Çocukluğumu  takiben gelen delikanlılık, ardından da tüm özel ve resmi sektörlerdeki yöneticiliğim, akademik yaşantım, dekanlık ve  rektörlük yaşantım boyunca babamdan edindiğim bu düsturu hiç terketmedim. Daima eleştiriye açık oldum ve eleştirenlerin haklı olduğunu düşündüğüm anda da doğru olanı yapmak için anında davranışlarımı tekrar düzenledim. Aynı şekilde ailemizde ikinci önemli öğreti unsuru da tartışma kültürüydü. Meselelerimizi daima açık kalplilikle ortaya koymayı, tartışıp doğru yolu bulmayı hep becerdik. Konuştuk, sorunları ortaya koyduk, sebeplerini ortak akılla keşfettik, yine ortak akılla çözümler üretip sorunu ortadan kaldırdık.

***

Son yıllarda maalesef onu da kaybettik. Ne evde, ne sokakta, ne işte, hatta ne de mecliste kavga etmeden tartışamaz hale geldik. Kavga etmeden tartışmaya ve eleştiriye kapalı kimlikleri ve sistemleri anlamakta güçlük çekiyorum. Eleştiriler karşısında öz değerlendirme yapıp kendi kendilerini yargılayarak karar üretmek yerine, eleştiriyi kişiliklerine karşı bir saldırı addedip, derhal defanslarını güçlendirerek savunmaya geçen bu  tür yapıların, kendilerini çevreleyen ego duvarlarını her gün biraz daha yükselterek, adeta kendi kendilerinin mahkumu haline dönüşmelerini de ibretle izliyorum.
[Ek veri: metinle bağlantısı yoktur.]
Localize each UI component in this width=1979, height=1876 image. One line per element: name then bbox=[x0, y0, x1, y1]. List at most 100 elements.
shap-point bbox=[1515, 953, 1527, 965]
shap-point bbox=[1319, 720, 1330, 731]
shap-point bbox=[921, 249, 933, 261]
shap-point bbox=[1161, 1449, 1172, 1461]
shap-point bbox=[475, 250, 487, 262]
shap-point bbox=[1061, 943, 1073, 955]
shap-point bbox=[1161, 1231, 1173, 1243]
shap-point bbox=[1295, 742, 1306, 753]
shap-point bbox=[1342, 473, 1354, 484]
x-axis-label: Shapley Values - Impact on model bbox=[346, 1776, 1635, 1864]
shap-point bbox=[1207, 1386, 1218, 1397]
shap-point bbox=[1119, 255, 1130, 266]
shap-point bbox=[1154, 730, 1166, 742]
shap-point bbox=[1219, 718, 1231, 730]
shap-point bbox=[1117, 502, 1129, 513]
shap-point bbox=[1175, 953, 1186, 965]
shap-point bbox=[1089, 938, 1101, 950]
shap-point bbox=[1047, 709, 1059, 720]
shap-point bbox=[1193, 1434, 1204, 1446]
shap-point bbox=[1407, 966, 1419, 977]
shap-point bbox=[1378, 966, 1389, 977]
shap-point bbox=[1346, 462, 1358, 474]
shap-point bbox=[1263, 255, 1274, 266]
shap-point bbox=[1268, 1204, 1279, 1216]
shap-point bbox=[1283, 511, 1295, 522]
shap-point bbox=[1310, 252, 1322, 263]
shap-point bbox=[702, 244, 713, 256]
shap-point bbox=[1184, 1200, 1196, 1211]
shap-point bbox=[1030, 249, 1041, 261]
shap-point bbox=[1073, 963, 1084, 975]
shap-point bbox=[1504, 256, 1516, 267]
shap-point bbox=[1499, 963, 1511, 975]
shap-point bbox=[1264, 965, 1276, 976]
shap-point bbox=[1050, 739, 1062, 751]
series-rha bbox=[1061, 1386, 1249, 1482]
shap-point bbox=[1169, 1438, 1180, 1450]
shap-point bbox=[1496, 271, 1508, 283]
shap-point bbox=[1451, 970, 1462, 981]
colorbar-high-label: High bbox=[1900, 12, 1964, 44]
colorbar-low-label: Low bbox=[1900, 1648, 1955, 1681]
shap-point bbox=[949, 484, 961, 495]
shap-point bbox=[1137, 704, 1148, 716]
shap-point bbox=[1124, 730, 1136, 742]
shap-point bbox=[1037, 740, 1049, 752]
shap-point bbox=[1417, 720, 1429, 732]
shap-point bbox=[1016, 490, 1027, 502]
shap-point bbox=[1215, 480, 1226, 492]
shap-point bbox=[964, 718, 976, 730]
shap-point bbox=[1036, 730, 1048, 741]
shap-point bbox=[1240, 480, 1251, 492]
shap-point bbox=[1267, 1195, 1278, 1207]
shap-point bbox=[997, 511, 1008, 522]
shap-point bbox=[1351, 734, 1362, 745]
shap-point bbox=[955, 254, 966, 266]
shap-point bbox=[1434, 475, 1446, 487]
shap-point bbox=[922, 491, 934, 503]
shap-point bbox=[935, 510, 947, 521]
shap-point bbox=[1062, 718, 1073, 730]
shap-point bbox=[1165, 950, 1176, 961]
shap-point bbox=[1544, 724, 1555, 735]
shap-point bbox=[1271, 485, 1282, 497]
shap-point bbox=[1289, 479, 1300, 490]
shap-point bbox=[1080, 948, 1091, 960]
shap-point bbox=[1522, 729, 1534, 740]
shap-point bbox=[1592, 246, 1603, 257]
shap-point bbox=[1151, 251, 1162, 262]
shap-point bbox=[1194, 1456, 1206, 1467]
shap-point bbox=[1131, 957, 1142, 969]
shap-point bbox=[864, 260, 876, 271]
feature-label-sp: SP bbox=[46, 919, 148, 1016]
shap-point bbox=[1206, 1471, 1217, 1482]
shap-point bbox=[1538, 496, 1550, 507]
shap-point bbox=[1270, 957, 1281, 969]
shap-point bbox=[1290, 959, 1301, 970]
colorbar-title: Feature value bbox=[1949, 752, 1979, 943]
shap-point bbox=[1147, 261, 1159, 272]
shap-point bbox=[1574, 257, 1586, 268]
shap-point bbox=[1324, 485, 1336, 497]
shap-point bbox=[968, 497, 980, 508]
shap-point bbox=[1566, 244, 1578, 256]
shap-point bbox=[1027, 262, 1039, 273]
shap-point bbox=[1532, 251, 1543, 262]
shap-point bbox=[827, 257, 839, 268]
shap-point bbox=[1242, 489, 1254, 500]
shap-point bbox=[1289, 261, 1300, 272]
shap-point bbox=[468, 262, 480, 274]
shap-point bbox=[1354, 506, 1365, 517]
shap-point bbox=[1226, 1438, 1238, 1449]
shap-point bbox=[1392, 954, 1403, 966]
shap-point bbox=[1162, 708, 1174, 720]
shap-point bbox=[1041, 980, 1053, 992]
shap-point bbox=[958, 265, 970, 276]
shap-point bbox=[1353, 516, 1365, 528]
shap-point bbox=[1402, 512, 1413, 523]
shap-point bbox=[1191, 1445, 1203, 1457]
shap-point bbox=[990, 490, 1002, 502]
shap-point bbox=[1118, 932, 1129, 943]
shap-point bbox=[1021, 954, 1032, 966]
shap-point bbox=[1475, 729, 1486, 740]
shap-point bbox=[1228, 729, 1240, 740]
Son zamanlardaki televizyon programları, böylesi kişilikler ve yapılarla dopdolu bir görüntü arzediyor. Her biri ayrı görüşe sahip üç beş konuşmacı, bir sunucunun moderatörlüğünde biraraya geliyor ve başlıyorlar birbirlerine veryansın etmeye. Aslında hepsinin haklı olduğu ya da haksız olduğu hususlar var. Haklılıklar ve haksızlıklar o kadar ayan beyan ortada ki;  kabul etmemek için çocuk olmak gerek. Ama dedim ya, defanslar o kadar güçlendirilmiş, ego duvarları o kadar yükseltilmiş ki, gözleri başka bir şey görmüyor. Bir sağırlar diyaloğu halinde süren bu tartışmalarda kimsenin kimseye tahammülü olmadığı için herkes bir ağızdan konuşuyor, daha ötesi karşılıklı bağırışıyor ve program bir sonuca bağlanmadan bitiyor. Oysa, ne olurdu eleştiriye, farklı görüşlere açık olabilselerdi. Herkes eleştirdiği hususu söyleyebilse, dinlemesi gerekenler, işi kavgaya dökmeden dinleyebilse, konular karşılıklı tartışılabilse ve herkesin yararına olabilecek mutabakatlar sağlanarak el sıkışıp ayrılınabilse.

***

80 küsur milyonun önünde yapılan bu sağırlar diyalogları, ne yazık ki sadece o tartışma programları ile sınırlı kalmıyor. Dalga dalga topluma sirayet ediyor, üçer, beşer kişilik sonuçsuz bağırışmalar, yüzleri, binleri, onbineri, yüzbinleri etkiliyor. İş birkaç kişilik psikolojik bir yapıyı aşıp sosyolojik bir olay haline geliyor. Giderek daha uzlaşmasız, giderek daha kavgacı bir topluma dönüşüyoruz. Meselelerimizi diyalogla, konuşarak çözmek yerine, bağırışarak, kavga ederek çözümsüzlüğe sürüklüyoruz.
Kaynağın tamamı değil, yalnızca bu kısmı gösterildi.